The court rejected the buyer’s argument on two grounds. First, the seller was not aware of the buyer’s reliance on financing to be able to pay for the closing was fundamental to his agreement. The contract explicitly stated that there were “no contingencies affecting [his] obligation to perform.” The seller thought that the buyer would have enough cash to close and did not understand that financing was foundational to the agreement. Second, the person who suffered incapacity due to COVID-19 was the wife, not the husband. The seller was not aware that the buyer relied on his wife’s ability to secure a mortgage to deliver payment. The husband’s performance would have only been excused if the seller understood that the wife’s involvement was foundational to the transaction.
While this seems like a harsh decision because the devastating effects of COVID-19 on the family could not have been foreseen, the seller was unaware of the buyer’s reliance on financing secured by another party and the buyer himself was not suffering from COVID-19. Additionally, the buyer in that case did not argue (but could have argued) that the seller’s refusal to grant a further extension of the closing date when the buyer was self-quarantined and the Commonwealth was under a “stay at home” advisory from the Governor (thus likely impeding the seller’s ability to re-market the property in any event) as a breach of the implied covenant of good faith and fair dealing.

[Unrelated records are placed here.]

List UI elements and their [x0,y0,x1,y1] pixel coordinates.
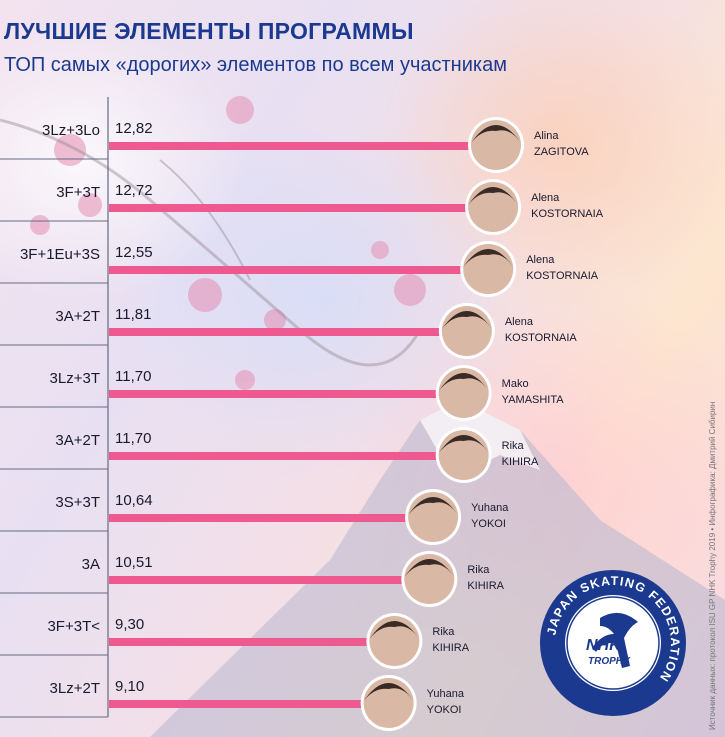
category-label: 3F+3T< [47,618,100,635]
skater-first-name: Rika [432,626,455,638]
category-label: 3A+2T [55,308,100,325]
skater-hair [463,249,514,267]
skater-first-name: Alina [534,130,559,142]
category-label: 3Lz+3Lo [42,122,100,139]
value-label: 10,51 [115,554,153,571]
skater-hair [438,435,489,453]
category-label: 3F+3T [56,184,100,201]
value-label: 12,72 [115,182,153,199]
bar [109,452,447,460]
skater-hair [404,559,455,577]
category-label: 3Lz+3T [50,370,100,387]
skater-hair [441,311,492,329]
skater-last-name: KOSTORNAIA [531,208,604,220]
skater-hair [408,497,459,515]
skater-last-name: KIHIRA [467,580,504,592]
skater-first-name: Alena [505,316,534,328]
skater-first-name: Yuhana [471,502,509,514]
skater-last-name: YOKOI [471,518,506,530]
bar [109,328,450,336]
skater-first-name: Rika [467,564,490,576]
category-label: 3Lz+2T [50,680,100,697]
logo-line2: TROPHY [588,656,631,667]
skater-first-name: Mako [502,378,529,390]
category-label: 3S+3T [55,494,100,511]
value-label: 12,55 [115,244,153,261]
bar [109,390,447,398]
bar [109,142,479,150]
bar [109,204,477,212]
category-label: 3A+2T [55,432,100,449]
source-credit: Источник данных: протокол ISU GP NHK Tro… [708,401,717,730]
skater-last-name: KOSTORNAIA [505,332,578,344]
value-label: 9,30 [115,616,144,633]
skater-last-name: KIHIRA [432,642,469,654]
skater-hair [438,373,489,391]
logo-line1: NHK [586,637,622,654]
skater-first-name: Alena [526,254,555,266]
nhk-trophy-logo: JAPAN SKATING FEDERATION NHK TROPHY [540,570,686,716]
skater-hair [369,621,420,639]
bar [109,700,372,708]
bar [109,638,378,646]
bar [109,576,413,584]
skater-last-name: ZAGITOVA [534,146,589,158]
value-label: 10,64 [115,492,153,509]
skater-first-name: Alena [531,192,560,204]
skater-last-name: KOSTORNAIA [526,270,599,282]
value-label: 12,82 [115,120,153,137]
skater-hair [468,187,519,205]
skater-last-name: KIHIRA [502,456,539,468]
skater-hair [363,683,414,701]
category-label: 3A [82,556,100,573]
value-label: 11,70 [115,430,151,447]
value-label: 11,70 [115,368,151,385]
chart-title: ЛУЧШИЕ ЭЛЕМЕНТЫ ПРОГРАММЫ [4,18,414,44]
skater-first-name: Yuhana [427,688,465,700]
skater-first-name: Rika [502,440,525,452]
value-label: 11,81 [115,306,151,323]
skater-last-name: YAMASHITA [502,394,565,406]
category-label: 3F+1Eu+3S [20,246,100,263]
value-label: 9,10 [115,678,144,695]
chart-subtitle: ТОП самых «дорогих» элементов по всем уч… [4,54,507,76]
skater-last-name: YOKOI [427,704,462,716]
bar [109,514,417,522]
skater-hair [471,125,521,143]
bar [109,266,472,274]
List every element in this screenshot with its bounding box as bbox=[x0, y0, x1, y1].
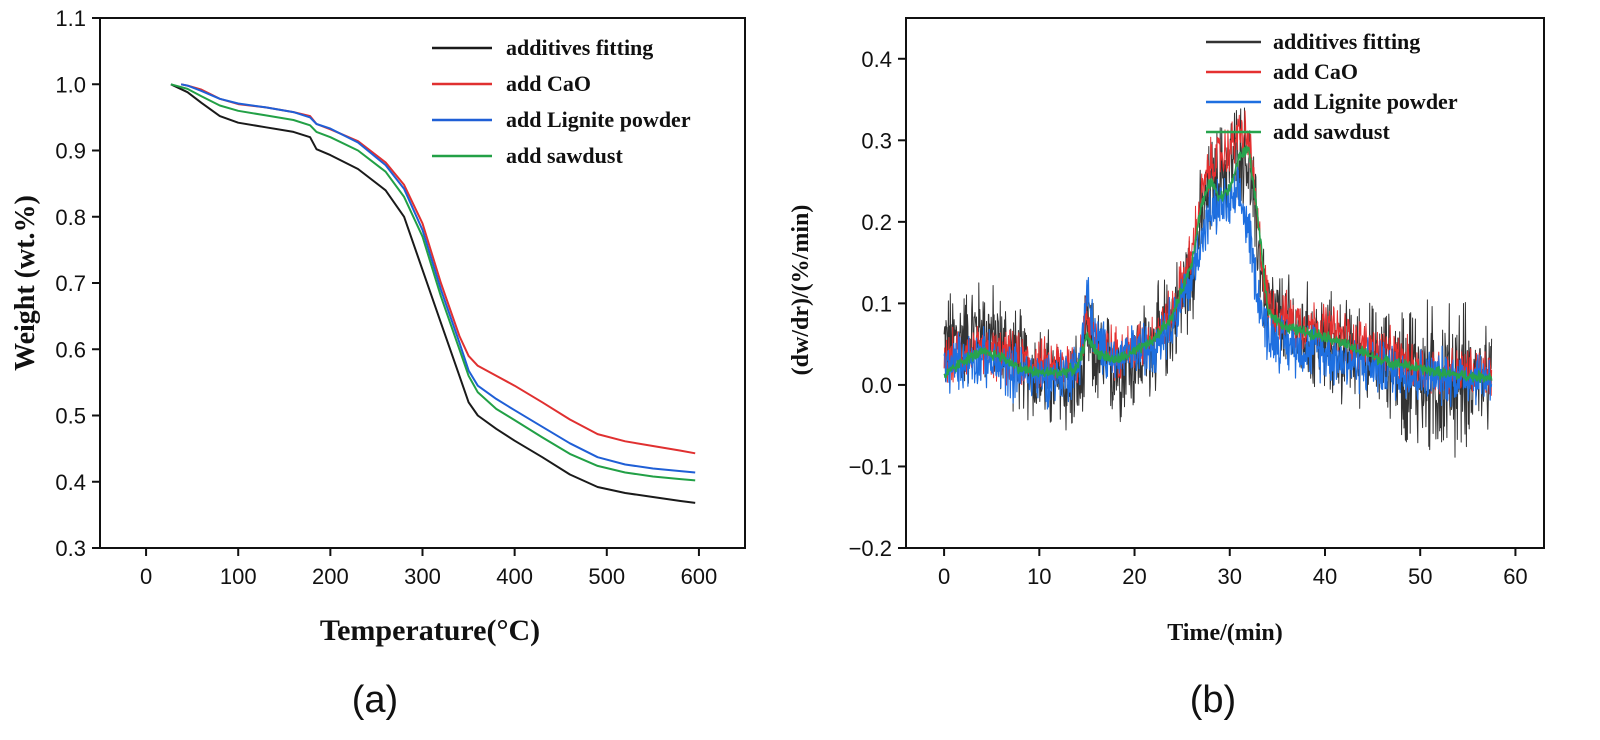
chart-a-ytick-label: 0.6 bbox=[55, 337, 86, 362]
chart-b-legend-label: add CaO bbox=[1273, 59, 1358, 84]
chart-a-legend-label: add Lignite powder bbox=[506, 107, 691, 132]
chart-b-ytick-label: 0.1 bbox=[861, 291, 892, 316]
chart-a-xlabel: Temperature(°C) bbox=[320, 614, 540, 647]
chart-b-frame bbox=[905, 17, 1545, 549]
chart-a-xtick-label: 100 bbox=[220, 564, 257, 589]
chart-b-ylabel: (dw/dr)/(%/min) bbox=[788, 205, 814, 376]
chart-b-series-3-line bbox=[943, 145, 1493, 383]
chart-a-series-0-line bbox=[170, 83, 696, 504]
chart-a-xtick-label: 300 bbox=[404, 564, 441, 589]
chart-a-legend-label: add CaO bbox=[506, 71, 591, 96]
chart-a-ytick-label: 1.0 bbox=[55, 72, 86, 97]
chart-a-ytick-label: 0.3 bbox=[55, 536, 86, 561]
chart-a-series-3-line bbox=[170, 83, 696, 482]
chart-b-series-0-line bbox=[943, 107, 1493, 458]
chart-b-ytick-label: −0.1 bbox=[849, 454, 892, 479]
chart-a-xtick-label: 200 bbox=[312, 564, 349, 589]
chart-b-ticks: 0 10 20 30 40 50 60 −0.2 −0.1 0.0 0.1 0.2 0.3 0.4 bbox=[849, 47, 1528, 589]
chart-a-panel-label: (a) bbox=[352, 679, 398, 721]
chart-a-ytick-label: 0.7 bbox=[55, 271, 86, 296]
chart-b-xlabel: Time/(min) bbox=[1167, 620, 1283, 646]
chart-a-ytick-label: 0.8 bbox=[55, 205, 86, 230]
chart-b-panel-label: (b) bbox=[1190, 679, 1236, 721]
chart-a-ytick-label: 0.9 bbox=[55, 139, 86, 164]
chart-a-xtick-label: 400 bbox=[496, 564, 533, 589]
chart-a-legend: additives fitting add CaO add Lignite powd… bbox=[432, 35, 691, 168]
chart-b-ytick-label: 0.3 bbox=[861, 128, 892, 153]
chart-b-ytick-label: 0.2 bbox=[861, 210, 892, 235]
chart-b-legend-label: additives fitting bbox=[1273, 29, 1420, 54]
chart-a-ylabel: Weight (wt.%) bbox=[10, 195, 41, 371]
chart-a-ticks: 0 100 200 300 400 500 600 0.3 0.4 0.5 0.6 0.7 0.8 0.9… bbox=[55, 6, 717, 589]
chart-b-ytick-label: −0.2 bbox=[849, 536, 892, 561]
chart-b-ytick-label: 0.0 bbox=[861, 373, 892, 398]
chart-a-ytick-label: 0.4 bbox=[55, 470, 86, 495]
chart-a-xtick-label: 500 bbox=[588, 564, 625, 589]
chart-a-legend-label: add sawdust bbox=[506, 143, 623, 168]
chart-b-ytick-label: 0.4 bbox=[861, 47, 892, 72]
chart-b-xtick-label: 30 bbox=[1218, 564, 1242, 589]
chart-a: 0 100 200 300 400 500 600 0.3 0.4 0.5 0.6 0.7 0.8 0.9… bbox=[10, 6, 746, 721]
chart-b: 0 10 20 30 40 50 60 −0.2 −0.1 0.0 0.1 0.2 0.3 0.4 Tim… bbox=[788, 17, 1545, 721]
chart-b-series-layer bbox=[943, 107, 1493, 458]
chart-b-legend-label: add Lignite powder bbox=[1273, 89, 1458, 114]
chart-b-xtick-label: 60 bbox=[1503, 564, 1527, 589]
chart-a-legend-label: additives fitting bbox=[506, 35, 653, 60]
chart-a-series-1-line bbox=[180, 83, 696, 455]
chart-a-series-2-line bbox=[180, 83, 696, 474]
chart-b-legend-label: add sawdust bbox=[1273, 119, 1390, 144]
chart-a-series-layer bbox=[170, 83, 696, 504]
chart-b-xtick-label: 20 bbox=[1122, 564, 1146, 589]
chart-b-xtick-label: 0 bbox=[938, 564, 950, 589]
chart-b-xtick-label: 50 bbox=[1408, 564, 1432, 589]
chart-b-xtick-label: 10 bbox=[1027, 564, 1051, 589]
chart-a-ytick-label: 1.1 bbox=[55, 6, 86, 31]
chart-a-xtick-label: 0 bbox=[140, 564, 152, 589]
chart-a-xtick-label: 600 bbox=[681, 564, 718, 589]
chart-b-legend: additives fitting add CaO add Lignite powd… bbox=[1206, 29, 1458, 144]
chart-a-ytick-label: 0.5 bbox=[55, 404, 86, 429]
chart-b-xtick-label: 40 bbox=[1313, 564, 1337, 589]
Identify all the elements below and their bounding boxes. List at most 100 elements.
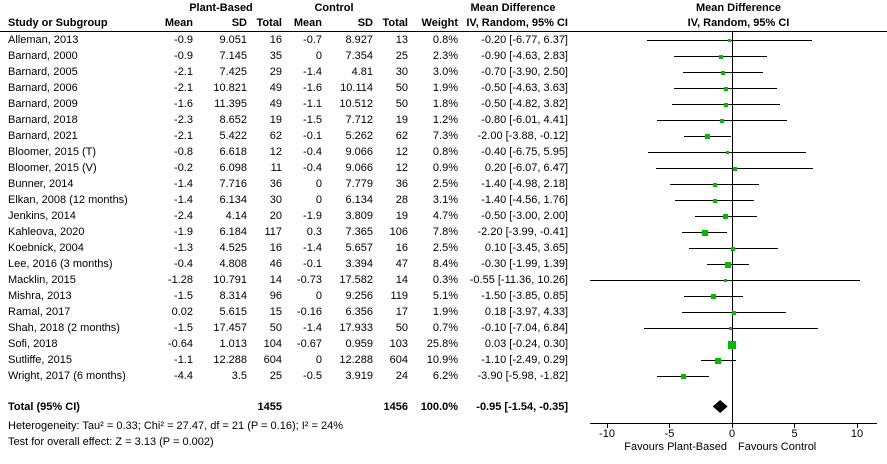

Despite the strict nature of this decision, Contractors with projects affected by COVID-19 may have a more convincing argument for impossibility. First, prime construction contracts (including the commonly used AIA documents) tend to expressly define the roles and expectations of Subcontractors, Designers and other non-parties upon whom the parties to the contract depend on to perform their obligations. Further, there is an industry understanding of the fundamental relationships between the parties in a project. Owners should be aware that Contractors often rely on other parties in a project. It would not be a surprise that the Contractor’s work was made impossible by a Subcontractor failing to work due to COVID-19, supply chain disruptions, acute labor shortages, quarantine orders and the like.
Parties may also proactively protect themselves by including force majeure clauses which excuse performance when circumstances outside of their control make performance impractical or impossible. For example, the unmodified AIA A201-2017 provides for extensions of time for circumstances outside of the contractor’s control, as long as the Architect agrees. See A201 § 8.3.3(5).
Contractors should consult with counsel if their work has been made impossible by COVID-19 to see if they may be excused from performance.